Substituting $P$ and $Q$ into the original equation, we get: $P^2 - (k+1)PQ + kQ^2 = 0$

Step 2: Factor the Transformed Equation

The equation $P^2 - (k+1)PQ + kQ^2 = 0$ is a homogeneous quadratic equation in terms of $P$ and $Q$. We can factor this equation.

Splitting the middle term $-(k+1)PQ$ into $-kPQ - PQ$: $P^2 - kPQ - PQ + kQ^2 = 0$ Now, factor by grouping: $P(P - kQ) - Q(P - kQ) = 0$ $(P - kQ)(P - Q) = 0$

Why this step? Factoring the equation allows us to break the problem down into simpler cases. For the product of two terms to be zero, at least one of the terms must be zero.

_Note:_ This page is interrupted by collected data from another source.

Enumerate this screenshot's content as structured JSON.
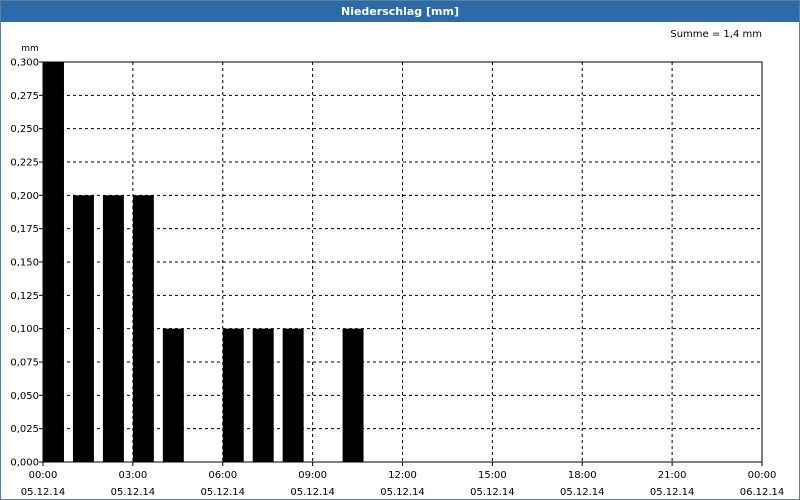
{
  "window": {
    "title": "Niederschlag [mm]"
  },
  "summary": "Summe = 1,4 mm",
  "colors": {
    "titlebar": "#2c6ba6",
    "bar": "#000000",
    "grid": "#000000"
  },
  "chart_data": {
    "type": "bar",
    "title": "Niederschlag [mm]",
    "ylabel": "mm",
    "ylim": [
      0,
      0.3
    ],
    "ytick_step": 0.025,
    "ytick_decimals": 3,
    "decimal_separator": ",",
    "grid": true,
    "x_range": [
      "05.12.14 00:00",
      "06.12.14 00:00"
    ],
    "interval_minutes": 60,
    "x_ticks": [
      {
        "time": "00:00",
        "date": "05.12.14"
      },
      {
        "time": "03:00",
        "date": "05.12.14"
      },
      {
        "time": "06:00",
        "date": "05.12.14"
      },
      {
        "time": "09:00",
        "date": "05.12.14"
      },
      {
        "time": "12:00",
        "date": "05.12.14"
      },
      {
        "time": "15:00",
        "date": "05.12.14"
      },
      {
        "time": "18:00",
        "date": "05.12.14"
      },
      {
        "time": "21:00",
        "date": "05.12.14"
      },
      {
        "time": "00:00",
        "date": "06.12.14"
      }
    ],
    "bars": [
      {
        "time": "05.12.14 00:00",
        "value": 0.3
      },
      {
        "time": "05.12.14 01:00",
        "value": 0.2
      },
      {
        "time": "05.12.14 02:00",
        "value": 0.2
      },
      {
        "time": "05.12.14 03:00",
        "value": 0.2
      },
      {
        "time": "05.12.14 04:00",
        "value": 0.1
      },
      {
        "time": "05.12.14 06:00",
        "value": 0.1
      },
      {
        "time": "05.12.14 07:00",
        "value": 0.1
      },
      {
        "time": "05.12.14 08:00",
        "value": 0.1
      },
      {
        "time": "05.12.14 10:00",
        "value": 0.1
      }
    ]
  }
}
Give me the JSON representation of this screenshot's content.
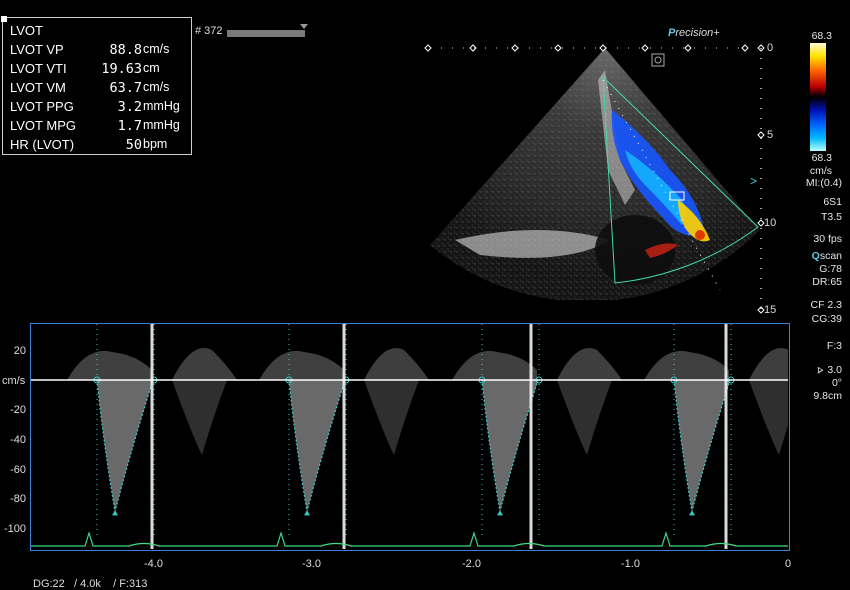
{
  "measurements": {
    "title": "LVOT",
    "rows": [
      {
        "label": "LVOT VP",
        "value": "88.8",
        "unit": "cm/s"
      },
      {
        "label": "LVOT VTI",
        "value": "19.63",
        "unit": "cm"
      },
      {
        "label": "LVOT VM",
        "value": "63.7",
        "unit": "cm/s"
      },
      {
        "label": "LVOT PPG",
        "value": "3.2",
        "unit": "mmHg"
      },
      {
        "label": "LVOT MPG",
        "value": "1.7",
        "unit": "mmHg"
      },
      {
        "label": "HR (LVOT)",
        "value": "50",
        "unit": "bpm"
      }
    ]
  },
  "frame_counter": "# 372",
  "brand": {
    "prefix": "P",
    "rest": "recision",
    "suffix": "+"
  },
  "color_scale": {
    "top_value": "68.3",
    "bottom_value": "68.3",
    "unit": "cm/s",
    "mi": "MI:(0.4)"
  },
  "settings": {
    "probe": "6S1",
    "preset": "T3.5",
    "fps": "30 fps",
    "qscan_q": "Q",
    "qscan_rest": "scan",
    "gain": "G:78",
    "dynamic_range": "DR:65",
    "cf": "CF 2.3",
    "cg": "CG:39",
    "filter": "F:3",
    "angle_value": "3.0",
    "angle_deg": "0°",
    "depth": "9.8cm"
  },
  "depth_scale": {
    "labels": [
      "0",
      "5",
      "10",
      "15"
    ]
  },
  "spectral": {
    "unit_label": "cm/s",
    "y_ticks": [
      "20",
      "-20",
      "-40",
      "-60",
      "-80",
      "-100"
    ],
    "x_ticks": [
      "-4.0",
      "-3.0",
      "-2.0",
      "-1.0",
      "0"
    ],
    "waveform": {
      "peak_velocity_cm_s": -88.8,
      "heart_rate_bpm": 50,
      "beats_visible": 4
    }
  },
  "footer": "DG:22   / 4.0k    / F:313",
  "colors": {
    "trace": "#3cc9c9",
    "frame_border": "#3f7fd6",
    "ecg": "#3fd98a",
    "brand_accent": "#5cc9e6"
  }
}
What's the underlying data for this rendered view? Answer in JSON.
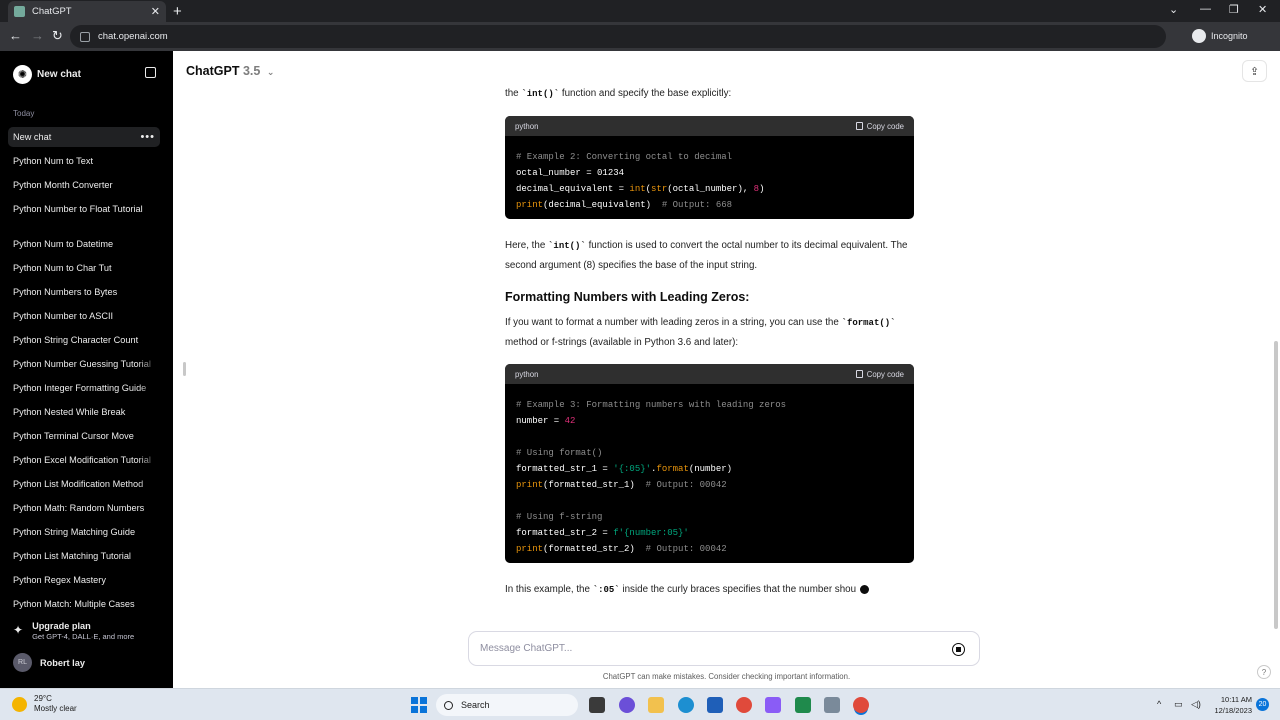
{
  "browser": {
    "tab_title": "ChatGPT",
    "tab_close": "✕",
    "new_tab": "+",
    "url": "chat.openai.com",
    "incognito_label": "Incognito",
    "nav": {
      "back": "←",
      "forward": "→",
      "reload": "↻"
    },
    "win": {
      "menu": "⌄",
      "min": "—",
      "max": "❐",
      "close": "✕"
    }
  },
  "sidebar": {
    "new_chat": "New chat",
    "section_today": "Today",
    "active_item": "New chat",
    "items": [
      "Python Num to Text",
      "Python Month Converter",
      "Python Number to Float Tutorial",
      "Python Num to Datetime",
      "Python Num to Char Tut",
      "Python Numbers to Bytes",
      "Python Number to ASCII",
      "Python String Character Count",
      "Python Number Guessing Tutorial",
      "Python Integer Formatting Guide",
      "Python Nested While Break",
      "Python Terminal Cursor Move",
      "Python Excel Modification Tutorial",
      "Python List Modification Method",
      "Python Math: Random Numbers",
      "Python String Matching Guide",
      "Python List Matching Tutorial",
      "Python Regex Mastery",
      "Python Match: Multiple Cases"
    ],
    "upgrade_title": "Upgrade plan",
    "upgrade_sub": "Get GPT-4, DALL·E, and more",
    "user_initials": "RL",
    "user_name": "Robert lay"
  },
  "header": {
    "model_name": "ChatGPT",
    "model_version": "3.5"
  },
  "content": {
    "intro_pre": "the ",
    "intro_code": "`int()`",
    "intro_post": " function and specify the base explicitly:",
    "code1": {
      "lang": "python",
      "copy": "Copy code",
      "l1": "# Example 2: Converting octal to decimal",
      "l2": "octal_number = 01234",
      "l3a": "decimal_equivalent = ",
      "l3b": "int",
      "l3c": "(",
      "l3d": "str",
      "l3e": "(octal_number), ",
      "l3f": "8",
      "l3g": ")",
      "l4a": "print",
      "l4b": "(decimal_equivalent)  ",
      "l4c": "# Output: 668"
    },
    "p2_pre": "Here, the ",
    "p2_code": "`int()`",
    "p2_post": " function is used to convert the octal number to its decimal equivalent. The second argument (8) specifies the base of the input string.",
    "heading": "Formatting Numbers with Leading Zeros:",
    "p3_pre": "If you want to format a number with leading zeros in a string, you can use the ",
    "p3_code": "`format()`",
    "p3_post": " method or f-strings (available in Python 3.6 and later):",
    "code2": {
      "lang": "python",
      "copy": "Copy code",
      "l1": "# Example 3: Formatting numbers with leading zeros",
      "l2a": "number = ",
      "l2b": "42",
      "l4": "# Using format()",
      "l5a": "formatted_str_1 = ",
      "l5b": "'{:05}'",
      "l5c": ".",
      "l5d": "format",
      "l5e": "(number)",
      "l6a": "print",
      "l6b": "(formatted_str_1)  ",
      "l6c": "# Output: 00042",
      "l8": "# Using f-string",
      "l9a": "formatted_str_2 = ",
      "l9b": "f'{number:05}'",
      "l10a": "print",
      "l10b": "(formatted_str_2)  ",
      "l10c": "# Output: 00042"
    },
    "p4_pre": "In this example, the ",
    "p4_code": "`:05`",
    "p4_post": " inside the curly braces specifies that the number shou"
  },
  "composer": {
    "placeholder": "Message ChatGPT...",
    "disclaimer": "ChatGPT can make mistakes. Consider checking important information.",
    "help": "?"
  },
  "taskbar": {
    "temp": "29°C",
    "weather": "Mostly clear",
    "search": "Search",
    "time": "10:11 AM",
    "date": "12/18/2023",
    "notifications": "20"
  }
}
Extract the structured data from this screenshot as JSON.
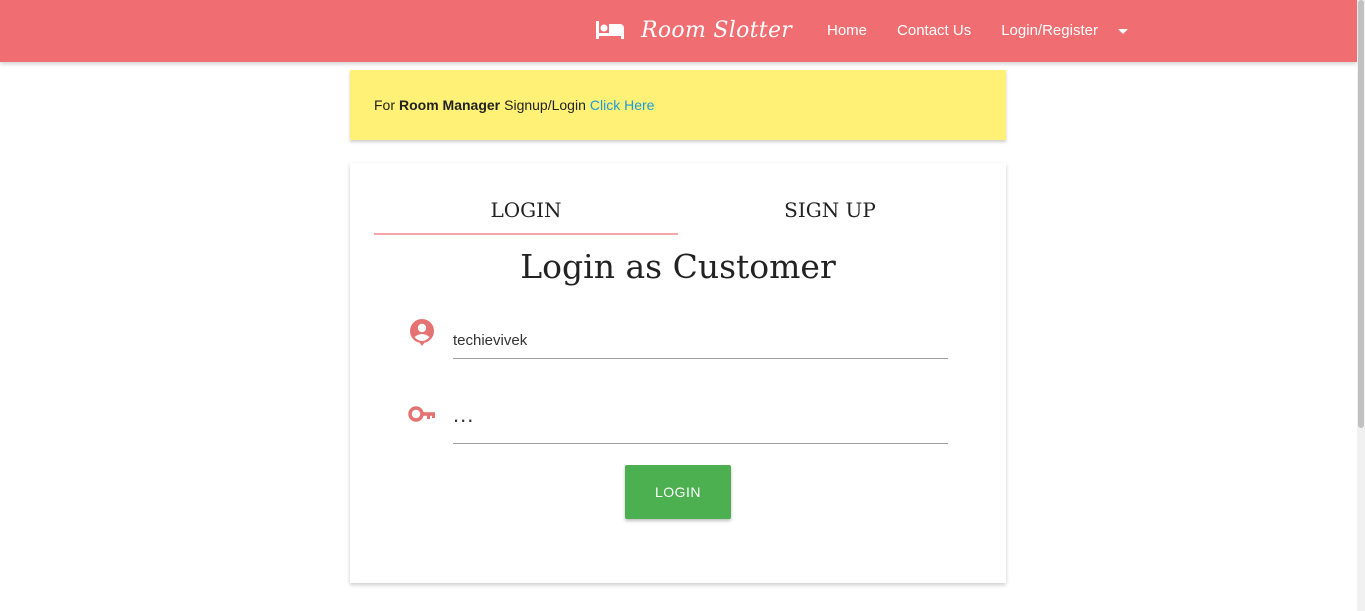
{
  "header": {
    "brand_name": "Room Slotter",
    "brand_icon": "bed-icon",
    "nav": {
      "home": "Home",
      "contact": "Contact Us",
      "login_register": "Login/Register"
    },
    "colors": {
      "background": "#f06d72",
      "text": "#ffffff"
    }
  },
  "notice": {
    "prefix": "For",
    "emphasis": "Room Manager",
    "middle": "Signup/Login",
    "link": "Click Here",
    "colors": {
      "background": "#fff176",
      "link": "#1e9bd7"
    }
  },
  "auth_card": {
    "tabs": {
      "login": "LOGIN",
      "signup": "SIGN UP",
      "active": "login"
    },
    "title": "Login as Customer",
    "username": {
      "icon": "account-circle-icon",
      "value": "techievivek"
    },
    "password": {
      "icon": "key-icon",
      "masked_value": "..."
    },
    "submit_label": "LOGIN",
    "colors": {
      "submit": "#4caf50",
      "tab_indicator": "#f6a5a8",
      "icon": "#e57373"
    }
  }
}
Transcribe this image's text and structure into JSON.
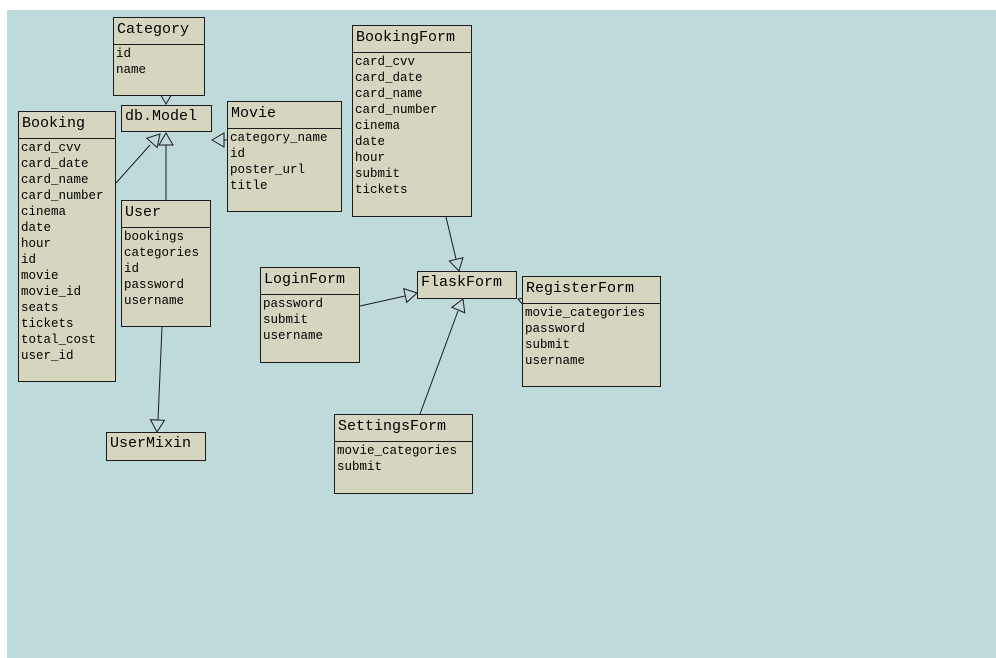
{
  "diagram": {
    "classes": {
      "category": {
        "name": "Category",
        "attributes": [
          "id",
          "name"
        ]
      },
      "db_model": {
        "name": "db.Model",
        "attributes": []
      },
      "movie": {
        "name": "Movie",
        "attributes": [
          "category_name",
          "id",
          "poster_url",
          "title"
        ]
      },
      "booking": {
        "name": "Booking",
        "attributes": [
          "card_cvv",
          "card_date",
          "card_name",
          "card_number",
          "cinema",
          "date",
          "hour",
          "id",
          "movie",
          "movie_id",
          "seats",
          "tickets",
          "total_cost",
          "user_id"
        ]
      },
      "user": {
        "name": "User",
        "attributes": [
          "bookings",
          "categories",
          "id",
          "password",
          "username"
        ]
      },
      "user_mixin": {
        "name": "UserMixin",
        "attributes": []
      },
      "booking_form": {
        "name": "BookingForm",
        "attributes": [
          "card_cvv",
          "card_date",
          "card_name",
          "card_number",
          "cinema",
          "date",
          "hour",
          "submit",
          "tickets"
        ]
      },
      "flask_form": {
        "name": "FlaskForm",
        "attributes": []
      },
      "login_form": {
        "name": "LoginForm",
        "attributes": [
          "password",
          "submit",
          "username"
        ]
      },
      "register_form": {
        "name": "RegisterForm",
        "attributes": [
          "movie_categories",
          "password",
          "submit",
          "username"
        ]
      },
      "settings_form": {
        "name": "SettingsForm",
        "attributes": [
          "movie_categories",
          "submit"
        ]
      }
    },
    "inheritance": [
      {
        "from": "Category",
        "to": "db.Model"
      },
      {
        "from": "Booking",
        "to": "db.Model"
      },
      {
        "from": "User",
        "to": "db.Model"
      },
      {
        "from": "Movie",
        "to": "db.Model"
      },
      {
        "from": "User",
        "to": "UserMixin"
      },
      {
        "from": "BookingForm",
        "to": "FlaskForm"
      },
      {
        "from": "LoginForm",
        "to": "FlaskForm"
      },
      {
        "from": "RegisterForm",
        "to": "FlaskForm"
      },
      {
        "from": "SettingsForm",
        "to": "FlaskForm"
      }
    ]
  }
}
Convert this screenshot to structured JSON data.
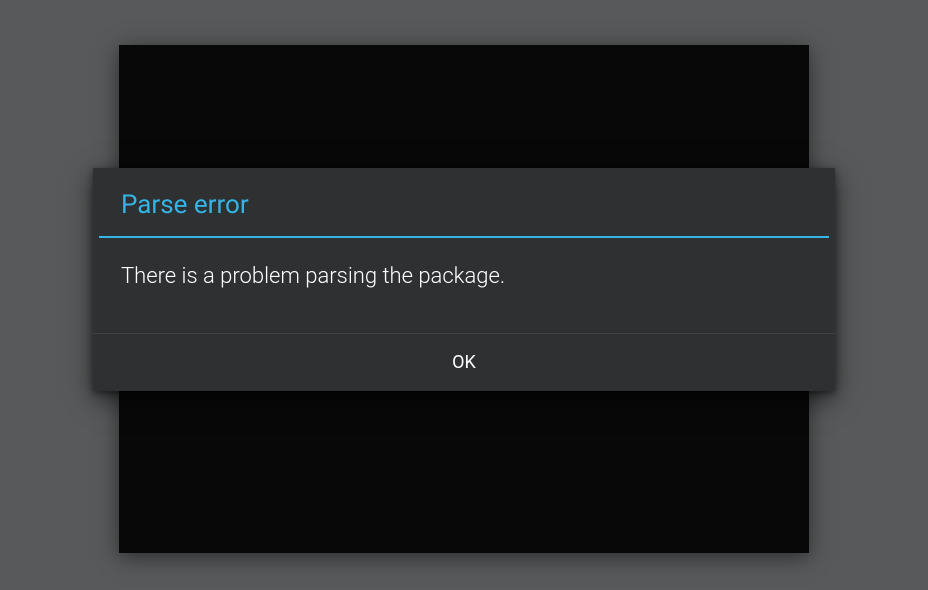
{
  "dialog": {
    "title": "Parse error",
    "message": "There is a problem parsing the package.",
    "ok_label": "OK"
  },
  "colors": {
    "accent": "#33b5e5",
    "dialog_bg": "#2f3032",
    "page_bg": "#57595a",
    "backdrop_bg": "#080808"
  }
}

Step 3: Analyze the Possible Cases

From the factored form $(P - kQ)(P - Q) = 0$, we have two possibilities:

Case A: $P - Q = 0 \implies P = Q$ Substitute back the expressions for $P$ and $Q$: $3x^2 + 4x + 3 = 3x^2 + 4x + 2$ Simplifying this equation, we get: $3 = 2$

Why this step? We substitute back the original expressions to see what this case implies for $x$. The result $3=2$ is a false statement. Therefore, Case A does not lead to any real roots for the original equation, and we discard it.

Case B: $P - kQ = 0 \implies P = kQ$ Substitute back the expressions for $P$ and $Q$: $3x^2 + 4x + 3 = k(3x^2 + 4x + 2)$

Why this step? This is the only remaining valid relationship derived from the factored equation. We must now determine the values of $k$ for which this equation (which is now in terms of $x$) has real roots.

To apply the discriminant condition, we need to rearrange this equation into the standard quadratic form $Ax^2 + Bx + C = 0$: $3x^2 + 4x + 3 = 3kx^2 + 4kx + 2k$ Move all terms to one side: $(3 - 3k)x^2 + (4 - 4k)x + (3 - 2k) = 0$ Factor out common terms: $3(1 - k)x^2 + 4(1 - k)x + (3 - 2k) = 0$ For convenience, we can multiply the entire equation by $-1$: $3(k - 1)x^2 + 4(k - 1)x + (2k - 3) = 0$

Step 4: Apply the Discriminant Condition for Real Roots

For the quadratic equation $3(k-1)x^2 + 4(k-1)x + (2k-3) = 0$ to have real roots, its discriminant $D$ must be greater than or equal to zero ($D \ge 0$).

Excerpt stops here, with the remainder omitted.